1. For more details see IMF (2003) “When Bubbles Burst,” World Economic and Financial Surveys, International Monetary Fund: Washington, DC.
2. Importantly, the time period analyzed is generally considered to be a relatively stable period. The adverse effects are thought to be significantly worse in select periods of bursting bubbles; e.g., in the U.S. in the 1930s or the Great Recession of 2007-2009.
3. A bust is defined as a peak to trough price change that is in the most negative quartile of price decreases in the sample. For equity markets this required at least a 37% correction from peak to trough.
4. Given our definition of a bust, house (equity) prices had to decline a minimum of 14% (37%) over the sample periods.
5. A boom or bubble is defined as a trough to peak price change that is in the top quartile of price increases.

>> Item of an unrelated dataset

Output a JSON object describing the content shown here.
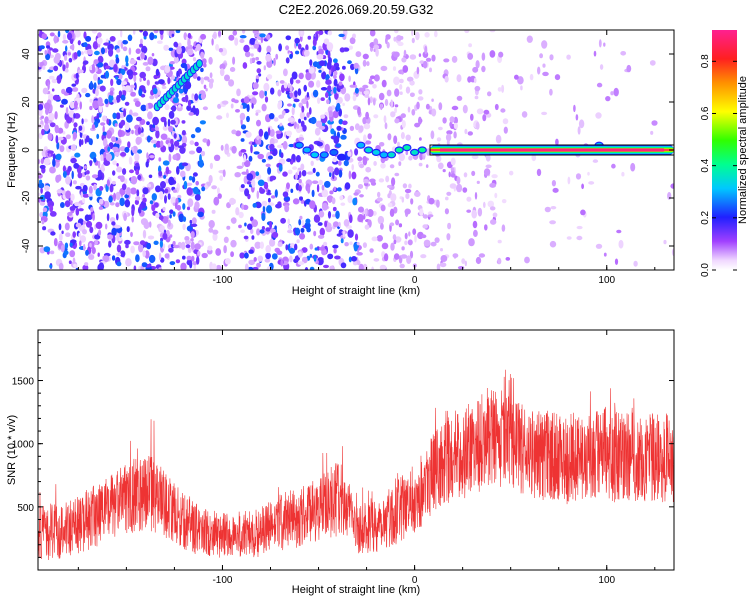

6. This is likely an implicit, instead of an explicit calculation. However, a decision would have to be made regarding whether policy should deviate from ‘typical policy.’
7. Interestingly, at the Jackson Hole Conference in 2007 Martin Feldstein discussed the possibility of significantly reducing the Fed-Funds rate (by 100 basis points) to offset the “potential” for a recession and adverse impact of turmoil in credit markets. This is a classic example of an ex ante, “risk-based” policy approach to managing financial instability.
8. Greenspan, A. (1996), “The Challenge of Central Banking in a Democratic Society.” Remarks delivered at the Annual Dinner and Francis Boyer Lecture of the American Enterprise Institute for Public Policy Research, Washington, D.C., December 5.